Wow. That was a mistake. The PM rose slowly and gave him her full Narnia death-stare. Her blood seemed to chill to below zero. Dry ice was swirling around her ankles. Even the TV lights were frosting over. When she spoke, her voice splintered with fury. Had Labour passed an anti-slavery bill? Had Labour introduced a racial disparity audit? Had Labour protected those facing a crisis in their mental health? The ballistics were pure Thatcher. The anger was her own.
Arch-Brexiteer Peter Bone delivered a speech – not a question – that will intrigue students of gamesmanship. He garlanded his foe, Philip Hammond, with oddly-worded praise.
‘I always thought the chancellor was a bit iffy on Brexit,’ he said. ‘But he could be the King of Brexit.’
What did that mean? Something, clearly. Talk of a coronation is apt to flatter, and therefore to boost, the ambitions of the chancellor. But by hinting that he might seize the prize, Bone is also imperilling him by putting him at the head of the chasing pack. Early leaders falter first.

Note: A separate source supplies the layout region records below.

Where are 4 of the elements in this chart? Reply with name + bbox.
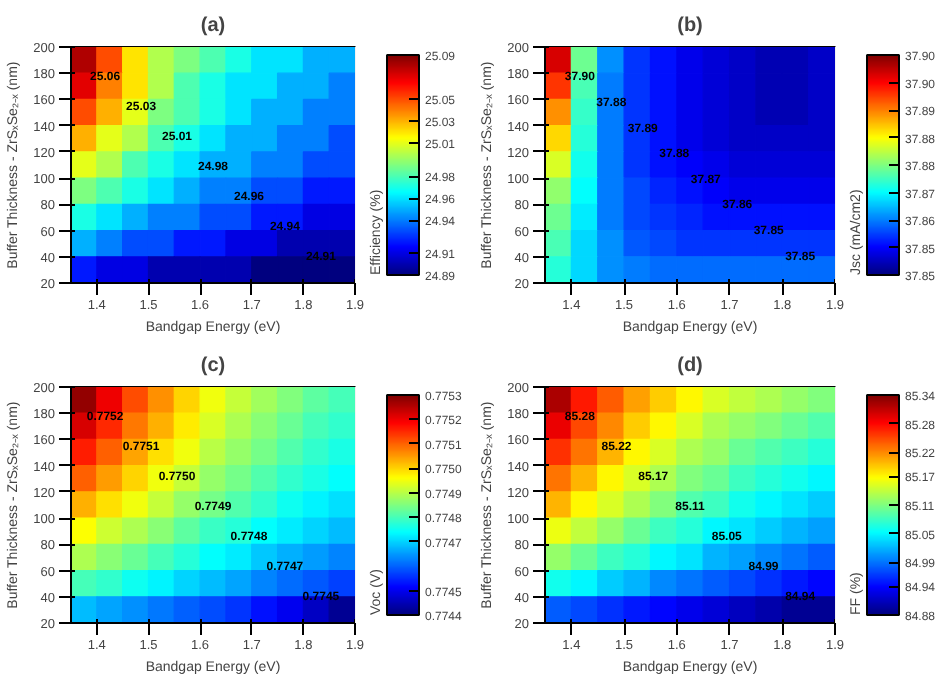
chart-title: (a): [200, 15, 226, 37]
chart-title: (c): [200, 355, 226, 377]
chart-title: (b): [677, 15, 703, 37]
chart-title: (d): [677, 355, 703, 377]
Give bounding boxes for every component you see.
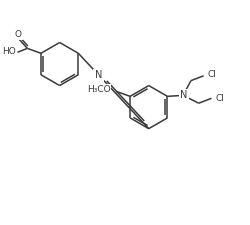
Text: HO: HO [2, 47, 16, 56]
Text: O: O [15, 30, 22, 39]
Text: N: N [94, 70, 102, 80]
Text: H₃CO: H₃CO [86, 85, 110, 94]
Text: N: N [180, 90, 187, 100]
Text: Cl: Cl [215, 94, 224, 103]
Text: Cl: Cl [206, 70, 215, 79]
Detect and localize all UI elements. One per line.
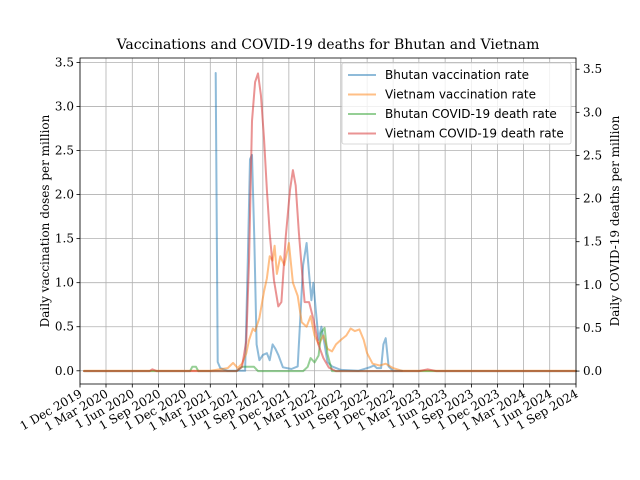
y-right-tick-label: 0.5 <box>583 321 602 335</box>
series-line-bhutan-covid-19-death-rate <box>83 326 577 373</box>
y-right-tick-label: 3.0 <box>583 105 602 119</box>
legend: Bhutan vaccination rate Vietnam vaccinati… <box>341 62 572 145</box>
y-right-tick-label: 2.5 <box>583 148 602 162</box>
plot-frame <box>79 57 577 385</box>
legend-label: Bhutan vaccination rate <box>385 68 529 82</box>
legend-entry: Vietnam COVID-19 death rate <box>348 127 564 141</box>
y-right-tick-label: 2.0 <box>583 192 602 206</box>
y-right-tick-label: 1.0 <box>583 278 602 292</box>
legend-entry: Bhutan COVID-19 death rate <box>348 107 557 121</box>
legend-label: Vietnam COVID-19 death rate <box>385 127 564 141</box>
y-axis-right-label: Daily COVID-19 deaths per million <box>608 115 622 326</box>
chart-title: Vaccinations and COVID-19 deaths for Bhu… <box>116 37 540 53</box>
y-right-tick-label: 3.5 <box>583 62 602 76</box>
legend-label: Bhutan COVID-19 death rate <box>385 107 557 121</box>
y-axis-right: 0.0 0.5 1.0 1.5 2.0 2.5 3.0 3.5 <box>576 62 602 378</box>
y-right-tick-label: 1.5 <box>583 235 602 249</box>
y-left-tick-label: 1.0 <box>55 276 74 290</box>
legend-entry: Bhutan vaccination rate <box>348 68 529 82</box>
y-left-tick-label: 2.0 <box>55 188 74 202</box>
y-left-tick-label: 0.0 <box>55 364 74 378</box>
legend-label: Vietnam vaccination rate <box>385 88 536 102</box>
series-line-vietnam-vaccination-rate <box>83 242 577 372</box>
legend-box <box>341 62 572 145</box>
y-left-tick-label: 3.0 <box>55 99 74 113</box>
y-axis-left-label: Daily vaccination doses per million <box>38 114 52 327</box>
y-axis-left: 0.0 0.5 1.0 1.5 2.0 2.5 3.0 3.5 <box>55 55 80 378</box>
y-left-tick-label: 0.5 <box>55 320 74 334</box>
series-lines <box>83 72 577 373</box>
y-left-tick-label: 3.5 <box>55 55 74 69</box>
series-line-vietnam-covid-19-death-rate <box>83 72 577 373</box>
y-left-tick-label: 1.5 <box>55 232 74 246</box>
y-right-tick-label: 0.0 <box>583 364 602 378</box>
legend-entry: Vietnam vaccination rate <box>348 88 536 102</box>
y-left-tick-label: 2.5 <box>55 144 74 158</box>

Gillian Keegan had alarming news from Chichester. At a recent pow-wow with headteachers, she learned that ‘every single one of them’ had been violently assaulted by a pupil or parent. And these were primary schools. If five-year-olds in the Home Counties are mounting jiu-jitsu attacks on their teachers then more cash is urgently needed. Body armour is next. Robocop staff teaching boiler-suited children tethered to their desks in classrooms ringed with electric fences and watch-towers.
The Labour member for Ynys Môn, Albert Owen, hailed May for her famous forced marches through the glacier-etched valleys of Snowdonia. ‘These mountain-walks inspire her decisions,’ he said. ‘Such as the 2017 General Election.’
May winced. And everyone laughed at her. But their mockery is based on ignorance. If you ascend the steep forest path between Tal-y-Llyn and Dolgellau you’ll understand her decision. There are landslides everywhere.